Türkiye’de her on öğrenciden yaklaşık yedisi; bir video iletişim programı kullanma, bir öğrenme yönetim sistemi veya okul öğrenme platformu kullanma ve kendi kendine çevrim içi öğrenme kaynakları bulma konusunda kendisine güvendiğini bildirmiştir. Kendi öğrenmelerinin sorumluluğunu alma konusunda on öğrenciden altısı derslerle ilgili çalışmaları bağımsız olarak tamamlama veya okul ödevlerini kendi başlarına ne zaman yapacağını planlamada kendisine güvenmektedir. Okulların gelecekte uzun bir süre tekrar kapanması durumunda, öğrencilerin pandemi sırasındaki deneyimlerinin onları kendi başlarına öğrenmeye ne kadar hazırladığı incelenmiştir. Türkiye’deki öğrencilerin %36’sı kendi kendine öğrenme konusunda oldukça veya son derece hazırlıklı hissettiğini, %24’ü ise hiç hazırlıklı hissetmediğini bildirmiştir.

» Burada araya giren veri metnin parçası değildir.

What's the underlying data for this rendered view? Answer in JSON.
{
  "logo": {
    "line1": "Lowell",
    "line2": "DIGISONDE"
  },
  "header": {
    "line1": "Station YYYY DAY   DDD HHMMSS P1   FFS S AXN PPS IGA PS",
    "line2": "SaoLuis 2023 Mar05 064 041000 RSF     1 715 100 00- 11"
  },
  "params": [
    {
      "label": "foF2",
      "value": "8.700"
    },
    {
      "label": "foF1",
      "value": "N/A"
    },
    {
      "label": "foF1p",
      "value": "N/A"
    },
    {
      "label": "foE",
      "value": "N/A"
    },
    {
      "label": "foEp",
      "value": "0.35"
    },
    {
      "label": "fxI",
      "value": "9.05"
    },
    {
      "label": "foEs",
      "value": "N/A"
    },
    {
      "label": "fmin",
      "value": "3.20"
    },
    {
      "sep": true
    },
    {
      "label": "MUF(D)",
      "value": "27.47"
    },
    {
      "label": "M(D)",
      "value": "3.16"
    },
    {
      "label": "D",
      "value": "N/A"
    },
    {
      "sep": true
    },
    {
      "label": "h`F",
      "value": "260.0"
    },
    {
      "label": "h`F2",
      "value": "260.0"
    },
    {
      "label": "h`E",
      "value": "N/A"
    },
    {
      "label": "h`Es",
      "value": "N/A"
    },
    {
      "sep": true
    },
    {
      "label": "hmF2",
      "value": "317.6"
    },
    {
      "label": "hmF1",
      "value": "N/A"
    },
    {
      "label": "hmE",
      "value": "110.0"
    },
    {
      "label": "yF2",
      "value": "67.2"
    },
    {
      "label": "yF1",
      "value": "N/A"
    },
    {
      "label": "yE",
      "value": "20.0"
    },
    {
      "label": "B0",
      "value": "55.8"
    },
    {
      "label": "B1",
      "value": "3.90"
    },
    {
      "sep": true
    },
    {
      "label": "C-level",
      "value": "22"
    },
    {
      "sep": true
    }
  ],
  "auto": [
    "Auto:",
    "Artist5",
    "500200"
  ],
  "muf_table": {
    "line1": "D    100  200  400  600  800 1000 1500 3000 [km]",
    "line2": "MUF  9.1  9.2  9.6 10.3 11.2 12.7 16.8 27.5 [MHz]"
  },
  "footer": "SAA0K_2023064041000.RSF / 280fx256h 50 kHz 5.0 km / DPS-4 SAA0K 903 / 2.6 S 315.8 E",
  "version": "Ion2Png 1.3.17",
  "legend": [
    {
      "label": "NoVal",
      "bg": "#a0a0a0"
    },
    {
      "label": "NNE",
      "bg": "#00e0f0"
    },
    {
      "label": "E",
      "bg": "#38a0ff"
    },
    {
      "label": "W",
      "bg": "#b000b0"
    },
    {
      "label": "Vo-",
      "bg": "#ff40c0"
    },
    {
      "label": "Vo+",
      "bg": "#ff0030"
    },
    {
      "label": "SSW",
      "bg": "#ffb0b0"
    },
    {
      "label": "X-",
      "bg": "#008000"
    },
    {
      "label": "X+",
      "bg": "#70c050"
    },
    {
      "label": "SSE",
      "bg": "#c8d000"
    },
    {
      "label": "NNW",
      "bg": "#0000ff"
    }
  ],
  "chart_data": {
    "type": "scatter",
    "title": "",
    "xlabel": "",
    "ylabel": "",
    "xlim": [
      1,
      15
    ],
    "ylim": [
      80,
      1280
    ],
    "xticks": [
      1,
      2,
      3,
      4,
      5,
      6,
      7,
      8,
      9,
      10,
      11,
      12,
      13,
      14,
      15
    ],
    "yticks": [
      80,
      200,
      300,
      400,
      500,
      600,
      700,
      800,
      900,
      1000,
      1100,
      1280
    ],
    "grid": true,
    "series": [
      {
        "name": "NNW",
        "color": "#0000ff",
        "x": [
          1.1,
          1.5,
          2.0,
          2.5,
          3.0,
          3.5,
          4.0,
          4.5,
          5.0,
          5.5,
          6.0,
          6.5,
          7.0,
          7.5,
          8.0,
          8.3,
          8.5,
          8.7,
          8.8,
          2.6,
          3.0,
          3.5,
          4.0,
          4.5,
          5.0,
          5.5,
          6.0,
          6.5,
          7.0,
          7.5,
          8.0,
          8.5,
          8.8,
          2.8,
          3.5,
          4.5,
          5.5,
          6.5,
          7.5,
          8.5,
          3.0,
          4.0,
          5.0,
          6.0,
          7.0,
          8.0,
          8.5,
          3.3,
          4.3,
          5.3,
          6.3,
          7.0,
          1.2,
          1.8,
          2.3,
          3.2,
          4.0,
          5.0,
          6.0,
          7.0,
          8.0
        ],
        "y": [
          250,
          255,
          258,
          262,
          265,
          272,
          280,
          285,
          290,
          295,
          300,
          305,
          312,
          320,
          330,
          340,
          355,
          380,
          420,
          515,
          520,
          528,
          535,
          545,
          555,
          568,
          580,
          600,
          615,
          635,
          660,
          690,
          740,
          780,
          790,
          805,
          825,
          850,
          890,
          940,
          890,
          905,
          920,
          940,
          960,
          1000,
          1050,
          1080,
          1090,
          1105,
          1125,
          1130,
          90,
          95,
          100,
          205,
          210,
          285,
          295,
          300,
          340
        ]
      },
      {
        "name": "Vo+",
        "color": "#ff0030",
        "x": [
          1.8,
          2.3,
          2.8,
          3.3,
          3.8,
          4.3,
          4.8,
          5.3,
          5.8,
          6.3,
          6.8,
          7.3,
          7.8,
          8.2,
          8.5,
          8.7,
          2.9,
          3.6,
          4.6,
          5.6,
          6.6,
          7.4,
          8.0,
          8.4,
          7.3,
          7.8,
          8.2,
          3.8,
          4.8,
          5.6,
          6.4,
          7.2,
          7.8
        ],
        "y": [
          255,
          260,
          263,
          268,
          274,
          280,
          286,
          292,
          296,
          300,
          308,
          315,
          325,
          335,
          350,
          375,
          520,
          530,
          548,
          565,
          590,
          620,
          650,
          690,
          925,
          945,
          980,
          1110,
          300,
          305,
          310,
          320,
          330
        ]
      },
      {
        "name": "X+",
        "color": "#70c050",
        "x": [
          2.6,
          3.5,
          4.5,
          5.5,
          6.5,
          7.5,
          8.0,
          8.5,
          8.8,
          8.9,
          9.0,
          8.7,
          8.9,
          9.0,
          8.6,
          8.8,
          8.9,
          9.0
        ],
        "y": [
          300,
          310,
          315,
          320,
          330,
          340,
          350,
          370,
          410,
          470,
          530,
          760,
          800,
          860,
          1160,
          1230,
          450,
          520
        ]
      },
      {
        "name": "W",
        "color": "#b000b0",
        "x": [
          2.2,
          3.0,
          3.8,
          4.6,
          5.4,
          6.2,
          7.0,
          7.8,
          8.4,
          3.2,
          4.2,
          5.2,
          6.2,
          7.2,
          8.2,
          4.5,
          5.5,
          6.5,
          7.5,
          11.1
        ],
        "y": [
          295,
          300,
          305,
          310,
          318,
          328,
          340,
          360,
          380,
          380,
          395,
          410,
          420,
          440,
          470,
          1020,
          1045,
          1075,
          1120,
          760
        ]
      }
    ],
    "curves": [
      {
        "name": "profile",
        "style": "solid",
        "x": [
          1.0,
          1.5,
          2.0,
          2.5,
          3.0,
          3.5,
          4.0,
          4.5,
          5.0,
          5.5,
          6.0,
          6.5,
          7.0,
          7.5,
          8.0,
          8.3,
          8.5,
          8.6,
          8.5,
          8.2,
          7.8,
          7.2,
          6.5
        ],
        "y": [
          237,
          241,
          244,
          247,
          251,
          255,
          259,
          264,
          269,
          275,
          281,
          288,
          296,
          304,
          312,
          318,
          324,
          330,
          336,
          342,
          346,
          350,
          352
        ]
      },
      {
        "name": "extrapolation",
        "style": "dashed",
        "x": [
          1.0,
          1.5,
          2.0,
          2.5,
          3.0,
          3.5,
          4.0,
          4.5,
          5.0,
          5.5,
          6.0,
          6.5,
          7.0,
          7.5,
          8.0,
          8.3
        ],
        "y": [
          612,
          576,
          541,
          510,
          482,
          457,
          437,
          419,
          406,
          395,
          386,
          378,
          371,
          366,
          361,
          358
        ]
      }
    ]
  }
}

PISA 2022 sonuçlarına tek bir yönden bakmayı doğru bulmadığımızı ifade etmek isteriz. Sonuçlar, bizlere geleceğimize dair atacağımız adımlar için yol gösterici olmalıdır. Eğitim paydaşlarının, sonuçlara bakarak “Her şey harika!” denilerek övünmesi veya “Eğitim sistemi çöktü!” diyerek feveran etmesi yanlıştır. Sonuçlar, bizlere kararlı adımlar atmamızı ve eğitim sistemimizde aksayan yönleri iyileştirmemizi gösteriyor.
Eğitimde başarısız olma şansımız yoktur, gençlerimiz bu milletin olmazsa olmaz üyesi ve geleceğimizin teminatıdır.